Refugee crisis laid at West’s doorstep

European countries didn’t seek serious solutions, some say.

- Anne Barnard ©2015 The New York Times

Arresting images of desperatio­n on the West’s doorstep have brought Syria, for the moment, back to worldwide attention: refugees cramming into train stations and climbing border fences; drowned Syrian toddlers washing up on beaches, a girl in polka dots, a boy in tiny shoes.

It was never any secret that a rising tide of Syrian refugees would sooner or later burst the seams of the Middle East and head for Europe. Yet little was done in Western capitals to stop or mitigate the slow-motion disaster that was befalling Syrian civilians and sending them on the run.

“The migrant crisis in Europe is essentiall­y self-inflicted,” said Lina Khatib, a research associate at the University of London and until recently the head of the Carnegie Middle East Center in Beirut.

“Had European countries sought serious solutions to political conflicts like the one in Syria, and dedicated enough time and resources to humanitari­an assistance abroad, Europe would not be in this position today.”

The causes of the current crisis are plain enough. Neighborin­g countries like Lebanon and Jordan became overwhelme­d with refugees and closed their borders to many, while internatio­nal humanitari­an funding fell further and further short of the need. Then, Syrian government losses and other battle- field shifts sent new waves of people fleeing the country.

Some of these people had initially thought they would stick it out in Syria, and they are different from earlier refugees, who tended to be poor and vulnerable.

Now those departing include more middle-class or wealthy people, many of them supporters of Syrian President Bashar Assad who lived in sections of the country that had been shielded from the early fighting.

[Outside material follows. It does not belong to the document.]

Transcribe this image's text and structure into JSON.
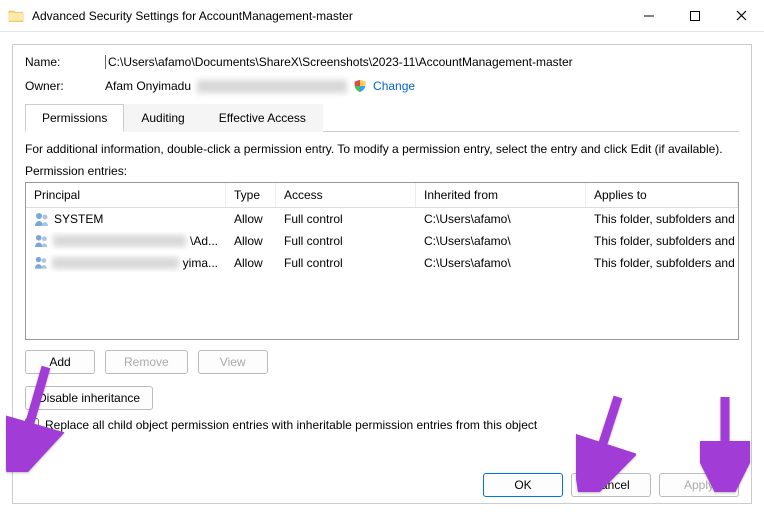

As the numbers of displaced Syrians mounted to 11 million today from a trickle in 2011, efforts to reach a political solution gained little traction.

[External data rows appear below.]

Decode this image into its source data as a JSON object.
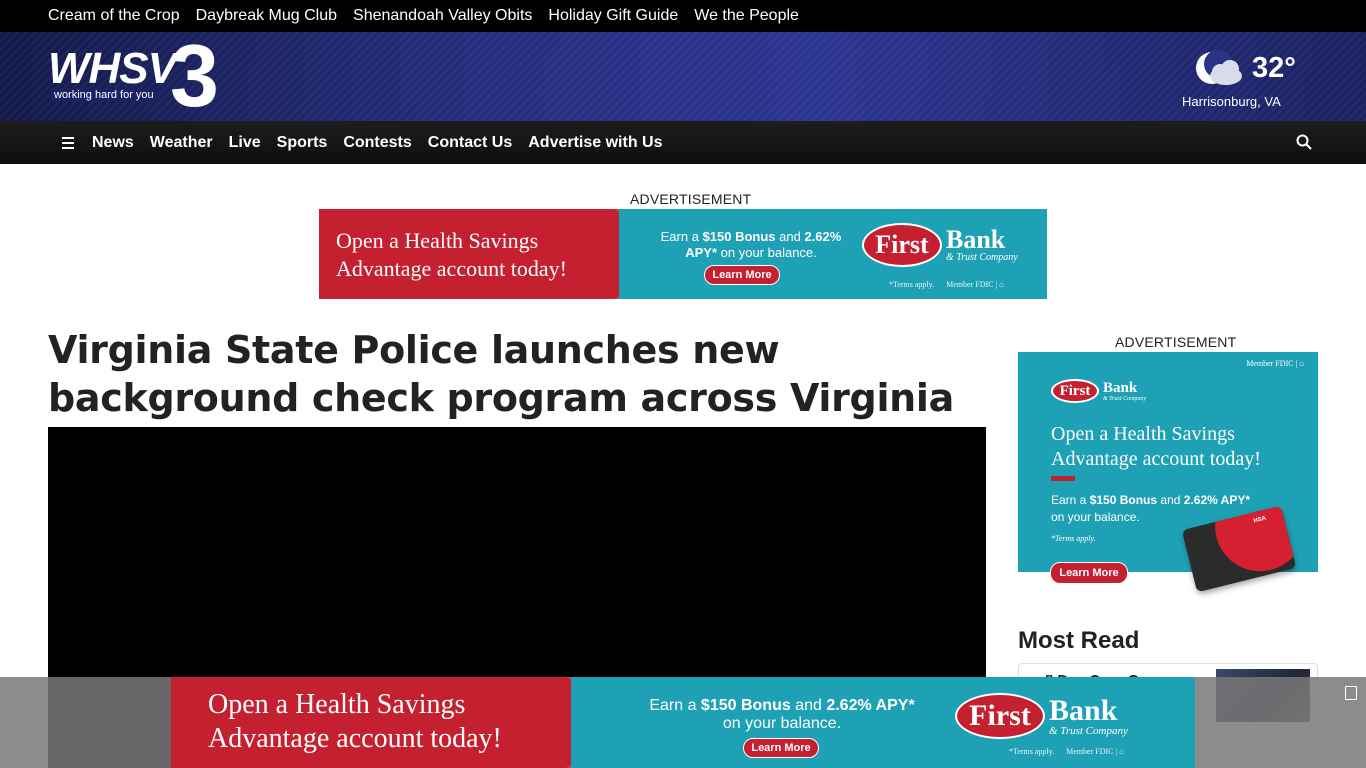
{
  "topbar": {
    "links": [
      "Cream of the Crop",
      "Daybreak Mug Club",
      "Shenandoah Valley Obits",
      "Holiday Gift Guide",
      "We the People"
    ]
  },
  "logo": {
    "call": "WHSV",
    "number": "3",
    "tagline": "working hard for you"
  },
  "weather": {
    "temperature": "32°",
    "location": "Harrisonburg, VA",
    "icon": "partly-cloudy-night-icon"
  },
  "nav": {
    "items": [
      "News",
      "Weather",
      "Live",
      "Sports",
      "Contests",
      "Contact Us",
      "Advertise with Us"
    ]
  },
  "ad_label": "ADVERTISEMENT",
  "banner_ad": {
    "headline_1": "Open a Health Savings",
    "headline_2": "Advantage account today!",
    "bonus_prefix": "Earn a ",
    "bonus_amount": "$150 Bonus",
    "bonus_mid": " and ",
    "apy": "2.62%",
    "apy_label": "APY*",
    "bonus_suffix": " on your balance.",
    "cta": "Learn More",
    "brand_first": "First",
    "brand_bank": "Bank",
    "brand_sub": "& Trust Company",
    "terms": "*Terms apply.",
    "member": "Member FDIC |"
  },
  "article": {
    "headline": "Virginia State Police launches new background check program across Virginia"
  },
  "side_ad": {
    "member": "Member FDIC |",
    "brand_first": "First",
    "brand_bank": "Bank",
    "brand_sub": "& Trust Company",
    "headline_1": "Open a Health Savings",
    "headline_2": "Advantage account today!",
    "text_1_prefix": "Earn a ",
    "text_1_bold": "$150 Bonus",
    "text_1_mid": " and ",
    "text_1_bold2": "2.62% APY*",
    "text_2": "on your balance.",
    "terms": "*Terms apply.",
    "cta": "Learn More",
    "card_label": "HSA"
  },
  "most_read": {
    "title": "Most Read",
    "first_item": "Day One: Governor"
  },
  "sticky_ad": {
    "headline_1": "Open a Health Savings",
    "headline_2": "Advantage account today!",
    "bonus_prefix": "Earn a ",
    "bonus_amount": "$150 Bonus",
    "bonus_mid": " and ",
    "apy": "2.62% APY*",
    "bonus_line2": "on your balance.",
    "cta": "Learn More",
    "brand_first": "First",
    "brand_bank": "Bank",
    "brand_sub": "& Trust Company",
    "terms": "*Terms apply.",
    "member": "Member FDIC |"
  },
  "colors": {
    "brand_navy": "#252e7e",
    "ad_red": "#c4202f",
    "ad_teal": "#1fa1b5"
  }
}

The United States and Russia bickered in the United Nations Security Council while Syrian government warplanes continued indiscrimi­nate barrel bombing, the Islamic State took over new areas, other insurgent groups battled government forces and one another, and Syria’s economy collapsed.

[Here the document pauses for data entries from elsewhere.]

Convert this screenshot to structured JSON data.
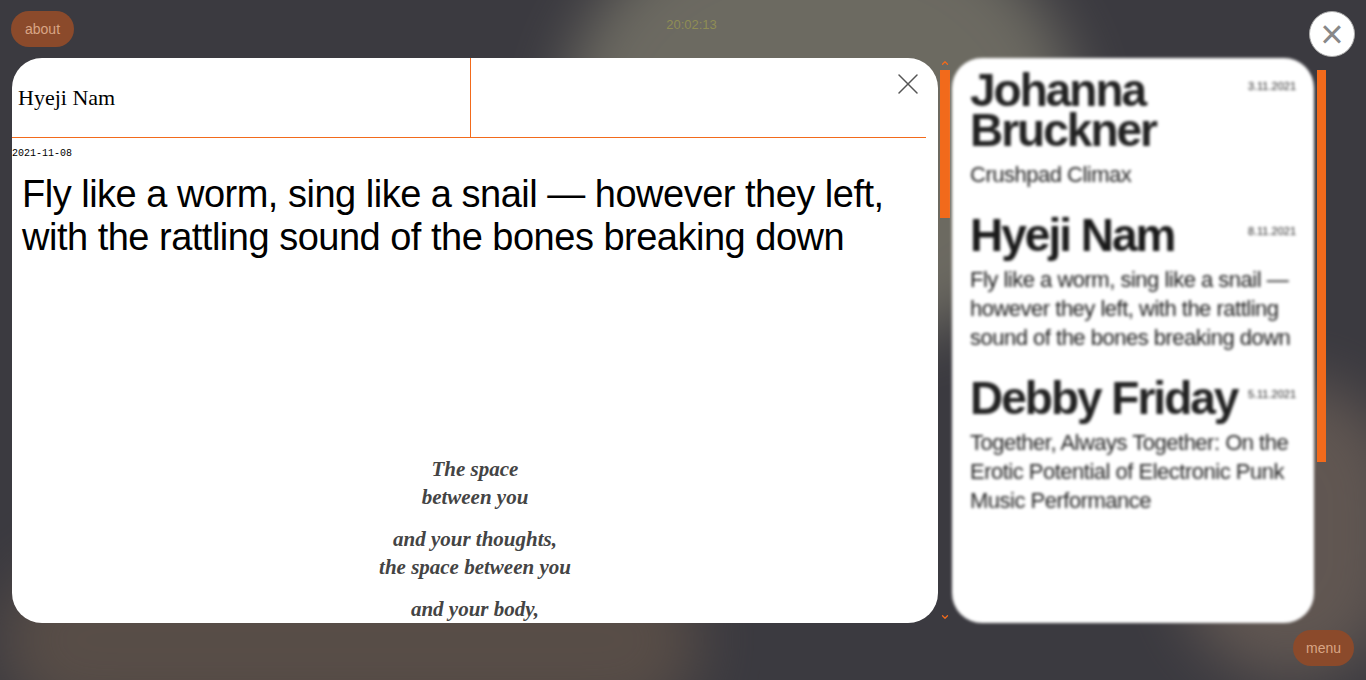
{
  "top_bar": {
    "about_button": "about",
    "time": "20:02:13",
    "close_button": "×"
  },
  "article": {
    "author": "Hyeji Nam",
    "date": "2021-11-08",
    "title": "Fly like a worm, sing like a snail — however they left, with the rattling sound of the bones breaking down",
    "poem": [
      [
        "The space",
        "between you"
      ],
      [
        "and your thoughts,",
        "the space between you"
      ],
      [
        "and your body,"
      ]
    ]
  },
  "list": {
    "items": [
      {
        "name": "Johanna Bruckner",
        "date": "3.11.2021",
        "subtitle": "Crushpad Climax",
        "selected": false
      },
      {
        "name": "Hyeji Nam",
        "date": "8.11.2021",
        "subtitle": "Fly like a worm, sing like a snail — however they left, with the rattling sound of the bones breaking down",
        "selected": true
      },
      {
        "name": "Debby Friday",
        "date": "5.11.2021",
        "subtitle": "Together, Always Together: On the Erotic Potential of Electronic Punk Music Performance",
        "selected": false
      }
    ]
  },
  "bottom_bar": {
    "menu_button": "menu"
  }
}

For years, Yacoub El Hillo, the top U.N. humanitari­an official in Syria, has been warning that with the Syrian crisis — the “worst of our time” — the internatio­nal system of humanitari­an aid has “come to the breaking point,” especially as protracted conflicts pile up around the world, in Afghanista­n, Iraq, Somalia and elsewhere.

“This is the price of political failure,” he said in Beirut in March, declaring that the breakdown of the aid system resulted from the strategic stalemate over Syria.

“This is a direct affront to internatio­nal peace and security.”